1er jan 2009
Une heure du mat, nous arrivons au terminal de bus d’El Calafate. Fatigués par le voyage, pas d’hôtel réservé, nous décidons de passer la nuit au terminal de bus, par terre comme deux SDF. Pas très confortable mais vite fait et économique. Cela nous évoque notre départ précipité avec Jaaf vers les Cyclades à Roissy. La nuit est courte entre le bruit des départs et des arrivées et un policier qui nous demande ce qu’on fait là...
La journée suivante est consacrée à notre expédition sur le Perito Moreno, glacier accessible à proximité d’El Calafate. Nous désirons faire le trek « big ice », une marche de quatre heures à même le glacier. Seulement voilà, nous sommes en pleine saison et aucune disponibilité pour cette excursion avant cinq jours. Un peu déçus, nous partons quand même en direction du glacier simplement pour le voir. Le bus de la matinée étant déjà parti, nous décidons de parcourir les 75 kms en stop. Nous marchons jusqu’à la sortie de la ville et attendons, un peu désespérés (et fatigués) dans le vent glacial qui souffle en rafale, près d’une heure et demie, sans qu’aucune voiture ne daigne s’arrêter. Miracle, deux gars des iles Canaris viennent à notre secours, eux ont pris l’option de la voiture de location. En conclusion, le stop n’est pas très pratiqué en Argentine (ou tout au moins dans ce coin) et nous ne pouvons compter que sur les étrangers pour nous avancer.

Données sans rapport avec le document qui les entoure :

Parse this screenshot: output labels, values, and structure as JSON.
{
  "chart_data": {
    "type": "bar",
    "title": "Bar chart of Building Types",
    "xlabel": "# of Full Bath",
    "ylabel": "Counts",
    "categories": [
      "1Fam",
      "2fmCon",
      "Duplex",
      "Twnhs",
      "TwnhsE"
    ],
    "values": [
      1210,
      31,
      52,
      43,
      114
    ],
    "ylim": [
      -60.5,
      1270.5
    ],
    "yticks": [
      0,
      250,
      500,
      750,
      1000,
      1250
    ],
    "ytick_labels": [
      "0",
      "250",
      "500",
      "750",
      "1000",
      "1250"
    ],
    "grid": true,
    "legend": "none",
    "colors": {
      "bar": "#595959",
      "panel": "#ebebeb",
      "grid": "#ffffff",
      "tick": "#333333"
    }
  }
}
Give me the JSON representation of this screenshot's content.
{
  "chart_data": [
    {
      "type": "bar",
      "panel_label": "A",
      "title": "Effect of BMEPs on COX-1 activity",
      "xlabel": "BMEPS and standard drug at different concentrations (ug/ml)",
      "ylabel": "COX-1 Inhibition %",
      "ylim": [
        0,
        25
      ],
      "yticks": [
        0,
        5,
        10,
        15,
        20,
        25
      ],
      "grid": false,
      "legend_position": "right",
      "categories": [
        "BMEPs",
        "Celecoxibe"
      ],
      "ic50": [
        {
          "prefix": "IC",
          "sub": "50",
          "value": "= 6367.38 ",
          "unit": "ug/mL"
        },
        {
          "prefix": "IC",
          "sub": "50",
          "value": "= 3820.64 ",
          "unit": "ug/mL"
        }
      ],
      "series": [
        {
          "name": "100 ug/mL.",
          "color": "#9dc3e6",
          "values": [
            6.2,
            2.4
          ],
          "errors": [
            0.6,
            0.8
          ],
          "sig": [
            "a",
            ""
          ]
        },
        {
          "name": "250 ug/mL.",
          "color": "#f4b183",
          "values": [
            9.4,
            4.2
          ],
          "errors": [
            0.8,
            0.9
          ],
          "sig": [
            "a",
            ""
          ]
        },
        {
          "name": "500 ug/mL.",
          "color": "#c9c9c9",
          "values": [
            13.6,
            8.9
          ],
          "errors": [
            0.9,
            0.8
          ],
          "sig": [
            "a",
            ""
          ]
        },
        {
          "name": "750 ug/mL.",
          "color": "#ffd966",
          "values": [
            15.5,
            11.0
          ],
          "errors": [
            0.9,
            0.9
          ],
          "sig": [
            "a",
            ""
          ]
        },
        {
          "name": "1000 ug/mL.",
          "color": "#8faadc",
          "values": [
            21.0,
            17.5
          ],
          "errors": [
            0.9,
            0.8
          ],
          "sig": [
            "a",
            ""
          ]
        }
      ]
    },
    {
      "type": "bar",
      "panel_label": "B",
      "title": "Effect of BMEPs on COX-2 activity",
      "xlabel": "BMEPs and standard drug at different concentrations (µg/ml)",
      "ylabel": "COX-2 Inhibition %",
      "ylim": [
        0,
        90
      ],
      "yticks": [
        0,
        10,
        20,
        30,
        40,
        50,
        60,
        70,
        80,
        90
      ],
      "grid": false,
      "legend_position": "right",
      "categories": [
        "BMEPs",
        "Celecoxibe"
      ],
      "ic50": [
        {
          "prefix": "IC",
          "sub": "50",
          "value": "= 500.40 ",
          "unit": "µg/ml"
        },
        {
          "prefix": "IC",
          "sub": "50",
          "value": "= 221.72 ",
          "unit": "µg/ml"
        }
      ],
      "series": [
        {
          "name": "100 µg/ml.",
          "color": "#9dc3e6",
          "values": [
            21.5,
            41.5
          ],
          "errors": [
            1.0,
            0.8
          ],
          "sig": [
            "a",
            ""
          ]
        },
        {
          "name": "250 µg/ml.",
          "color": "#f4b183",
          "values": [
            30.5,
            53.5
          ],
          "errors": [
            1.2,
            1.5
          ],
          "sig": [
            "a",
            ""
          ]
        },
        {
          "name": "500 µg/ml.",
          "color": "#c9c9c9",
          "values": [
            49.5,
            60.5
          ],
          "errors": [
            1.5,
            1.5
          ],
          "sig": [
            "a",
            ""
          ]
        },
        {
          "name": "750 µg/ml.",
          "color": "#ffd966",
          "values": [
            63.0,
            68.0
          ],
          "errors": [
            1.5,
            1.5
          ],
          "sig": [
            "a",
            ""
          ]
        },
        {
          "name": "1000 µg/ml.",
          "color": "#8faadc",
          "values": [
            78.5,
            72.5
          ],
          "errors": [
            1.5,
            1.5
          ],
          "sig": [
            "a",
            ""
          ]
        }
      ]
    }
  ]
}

Nous arrivons au pied du Perito Moreno, ébahis par cette merveille naturelle. Un glacier haut de près de 60m et qui s’étend sur des kilomètres, venant lécher le bout de terre duquel on l’observe pendant plus de deux heures. C’est la troisième plus grande réserve d’eau douce au monde (après l’Antarctique et le Groenland) et un des seuls glaciers en expansion. Des passerelles permettent de le voir de très près. Sa robe blanche est parsemée de cavités bleues dont la teinte change avec la luminosité. Sa façade toute droite est ciselée sur l’arrête comme des rangs de soldats partis au combat. Nous entendons le vacarme vrombissant des hostilités, des premières lignes sacrifiées au lac en contrebas provoquant ainsi un mini raz de marée. La scène est spectaculaire et réjouit tous les visiteurs. Nous poussons notre plaisir (et profitons ainsi du cadeau de Noël de Mâm et Jojo) à chatouiller les falaises du glacier en bateau. Petite promenade touristique mais magnifique. La dernière embarcation de la journée nous permet d’être seuls sur le lac, « face à la bête » et il parait d’autant plus impressionnant. Nous le parcourons dans un sens et dans l’autre à guetter la chute du glaçon comme deux gamins. Nous sommes enchantés de cette expérience et admiratifs de cette beauté sauvage. Le retour sur El Calafate se fait dans les mêmes conditions qu’à l’aller puisque notre paire de canariens nous propose de nous ramener, occasion sur laquelle nous sautons !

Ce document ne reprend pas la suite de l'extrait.